Some coaches shorten practices in the post-season. Does Brooks believe in that strategy? “Absolutely,” said the Dukes’ top dog. “We only go an hour and a half at most now, partly to prevent injuries.

“Winning the CAA Tourney title for the first time since 1989 was one of our goals at the begining of the season. Our next goal on the list to challenge this team is that we want to tie or pass the single-season 28-win record for girls at JMU.”

The Dukes will now be playing against even stronger competition in the NCAA tourney and they will be playing in a venue which the girls may not be familiar with. Will this be a problem, or were the games at big arenas like the ones at UVa., Duke and ODU enough to give them the confidence they need to compete against quality teams on the road, especially since JMU won two of those three games?

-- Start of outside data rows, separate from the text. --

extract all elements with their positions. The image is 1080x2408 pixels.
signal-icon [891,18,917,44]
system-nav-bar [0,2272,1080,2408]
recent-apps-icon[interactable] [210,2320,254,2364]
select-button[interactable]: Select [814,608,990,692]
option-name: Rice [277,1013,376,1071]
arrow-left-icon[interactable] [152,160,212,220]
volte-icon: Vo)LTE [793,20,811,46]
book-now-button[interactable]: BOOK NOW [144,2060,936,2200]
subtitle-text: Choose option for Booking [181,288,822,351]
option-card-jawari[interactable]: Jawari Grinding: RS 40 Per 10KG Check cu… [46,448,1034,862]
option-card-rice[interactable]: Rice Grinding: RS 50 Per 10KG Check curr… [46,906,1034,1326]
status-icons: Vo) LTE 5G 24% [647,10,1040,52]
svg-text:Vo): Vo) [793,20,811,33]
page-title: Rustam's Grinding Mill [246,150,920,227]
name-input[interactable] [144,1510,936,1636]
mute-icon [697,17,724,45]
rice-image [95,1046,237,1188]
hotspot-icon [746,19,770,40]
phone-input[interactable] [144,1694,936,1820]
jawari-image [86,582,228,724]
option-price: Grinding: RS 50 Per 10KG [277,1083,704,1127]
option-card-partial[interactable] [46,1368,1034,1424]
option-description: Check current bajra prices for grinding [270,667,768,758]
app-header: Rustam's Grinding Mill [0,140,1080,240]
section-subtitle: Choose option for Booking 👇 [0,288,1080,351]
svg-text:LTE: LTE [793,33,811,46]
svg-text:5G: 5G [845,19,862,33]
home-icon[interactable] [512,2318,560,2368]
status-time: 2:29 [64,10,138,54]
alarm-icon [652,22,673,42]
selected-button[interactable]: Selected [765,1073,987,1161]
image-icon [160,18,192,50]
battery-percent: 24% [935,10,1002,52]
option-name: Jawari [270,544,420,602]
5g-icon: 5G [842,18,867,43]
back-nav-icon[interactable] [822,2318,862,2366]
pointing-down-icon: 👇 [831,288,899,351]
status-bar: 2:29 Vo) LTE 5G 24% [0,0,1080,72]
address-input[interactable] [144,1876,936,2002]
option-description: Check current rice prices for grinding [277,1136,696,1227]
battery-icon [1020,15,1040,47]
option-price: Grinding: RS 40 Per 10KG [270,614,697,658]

Replied Brooks, “Our girls are very confident and believe if they do things well, they can win the game.”

Which was the toughest place JMU had to play at this past season? Said Brooks, “ODU, W&M and UNC-Wilmington were tough this year while Duke was the toughest team we played. The sweetest win was Sunday against ODU,” partly because it clinched a berth in the NCAA Tourney.

The Kansas men’s hoops coach said Sunday during an interview on ESPN that there were several things that every coaching staff should do to prepare to play a team they have not played against recently. One was to get as much tape or film of that team’s games as you could and another was to call coaches of teams they had played to get their insight or to find out what they thought their opponents’ strengths and weaknesses were. The other aspect was to try to continue to improve on your own weaknesses? Did Brooks try to do the same things in women’s basketball? “We get DVDs on other team’s games and we may call a coach or two if we know them,” said the JMU mentor.

Does Brooks feel he has enough depth on the bench if any of his starters get in foul trouble or go down with an injury?

“I believe our bench is one of our strong points, said Brooks. “We only have 10 players on our team now so all but one of them are playing 10 or more minutes a game. We actually practice against an all-male squad which makes us play hard in our scrimmages.”

The thing you notice during a JMU game is that Coach Brooks does a lot of teaching on the sideline during time-outs and right before another player is lining up to shoot free throws, which the Dukes are very proficient at. During the CAA tourney, there were very few times when he was upset and expressed his anger over an aspect of the game the girls were not playing as well as he knew they could.

We don’t know how long Kenny Brooks will stay at JMU, but we will not be surprised if he gets an offer to move up to a bigger program in the near future.